If anyone has any updates to the 1995 Florida Case
Please let me dave@davephx.com know!

In 1995 a Florida woman, formerly a prostitute, has sued the state saying that the laws that prohibit her from plying her chosen profession are unconstitutional.

Before you snicker and roll your eyes skyward you need to hear her reasoning. Appropriately naming herself Jane Roe 2 in court papers she has filed her claim based on the same reasoning that the original Roe V. Wade was decided, i.e., that laws prohibiting prostitution violate her right to privacy. After all, she says, if it's a matter of privacy for a woman to pay an abortionist to enter her reproductive organs and remove a baby why shouldn't she be allowed to sell the use of her these same organs?

Feminists are not amused. The head of Broward County Chapter of the National Association of (Liberal) Women stated that no one believes that hookers have any rights. This would make hookers the only unprotected class, aside from smokers of course, in the country.

One of the chief battle cries of modern feminists is that a woman has a right to do with her body as she pleases.

The problem with the so-called right to privacy is both it's vagueness plus the simple fact that it cannot be found anywhere in the Constitution. It came into prominence when Justice William O. Douglas first used it in deciding the Griswold v. Connecticut (1965) case. This case challenged a Connecticut law that banned the sale of birth control devices or the distribution of contraceptive information even to married couples. Was it a stupid law? Yes. Was it enforced? Almost never. In fact the plaintiffs Estelle Griswold and Dr. Buxton, two officers of the planned parenthood league, at the urging of ACLU lawyers, demanded to be, and eventually were, arrested for  dispensing the offending material. They were convicted and fined $100. This turned out to be a very small down payment for judicial activism.

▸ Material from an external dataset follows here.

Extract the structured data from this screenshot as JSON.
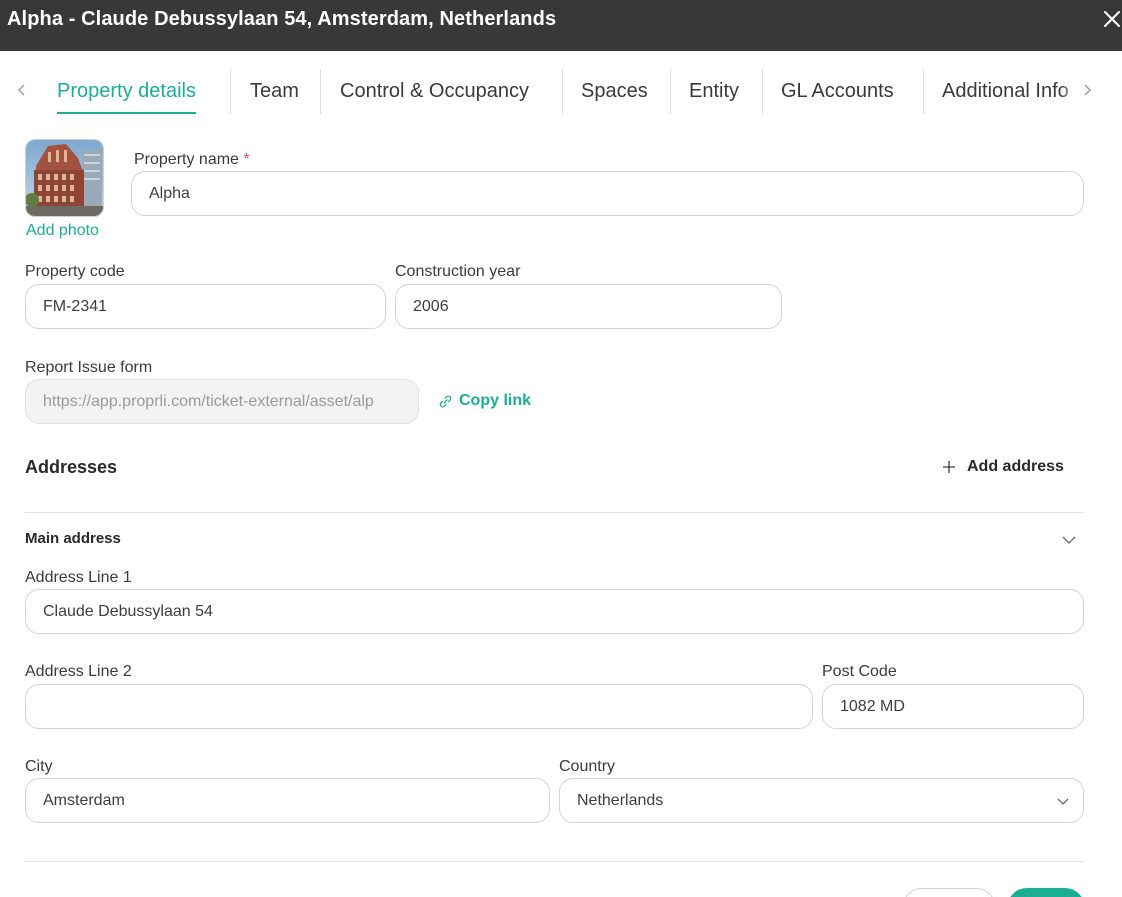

Justice William O. Douglas, speaking for the majority opinion of the Supreme Court, declared the statute unconstitutional. Douglas reasoned that the marital relationship was protected by a constitutional right of privacy emanating from the "penumbras" of several specific guarantees of the Bill of Rights. (Penumbra is defined in Random House dictionary as "the partial or imperfect shadow surrounding the complete shadow of an opaque body in an ellipse" - you figure it out) The freedom of association of the 1st amendment, the 3rd amendment  that prohibits the quartering of soldiers in private homes, the 4th amendment against unreasonable search and seizure and the 5th amendment's self-incrimination clauses were all lumped together to construe a so-called 'zone of privacy'. In essence what Douglas did was bundle together a few written specific rights and create a brand new 'super right'. It took only eight years to extend this right to the unmarried pregnant single woman.  Let's apply this test to the prostitute. Certainly she should be able to enjoy freedom of association (with her tricks) and not be compelled to house the Army (unless they're paying customers). That's Right 1 and 3 covered. Just as assuredly she's protected against search and seizure and self-incrimination.  In fact, no less personage than Ruth Bader Ginsberg, newly appointed Supreme Court Justice, wrote in 1977 that prostitution most likely fell within this 'zone of privacy'. There's one vote right there. It's unlikely, but conceivable, that in a fit of pique Justices Thomas and Scalia, whom have to be frustrated with the Court's refusal to overturn Roe v. Wade, will extend the privacy doctrine to pimps and hookers. That leaves it up to the two justices that have no discernible legal philosophy, Souter and O'Connor, to gaze deeply into their teacups and read the leaves.

We can take this even further to rule unconstitutional all manner of things. The chief one that comes to mind are the drug laws. Why wouldn't this be covered in the 'zone of privacy?' After all, we should be freely allowed to associate with drug users and what we do with our bodies (this right will eventually be extended to men) is supreme.

The reason feminists are loathe to embrace this woman's suit is because of the outcry that would be heard all over the nation. When it was learned that the same reasoning that legalized prostitution was used to legalize abortion this would put the conventional legal dogmas of the past 30 years under a most unwelcome scrutiny.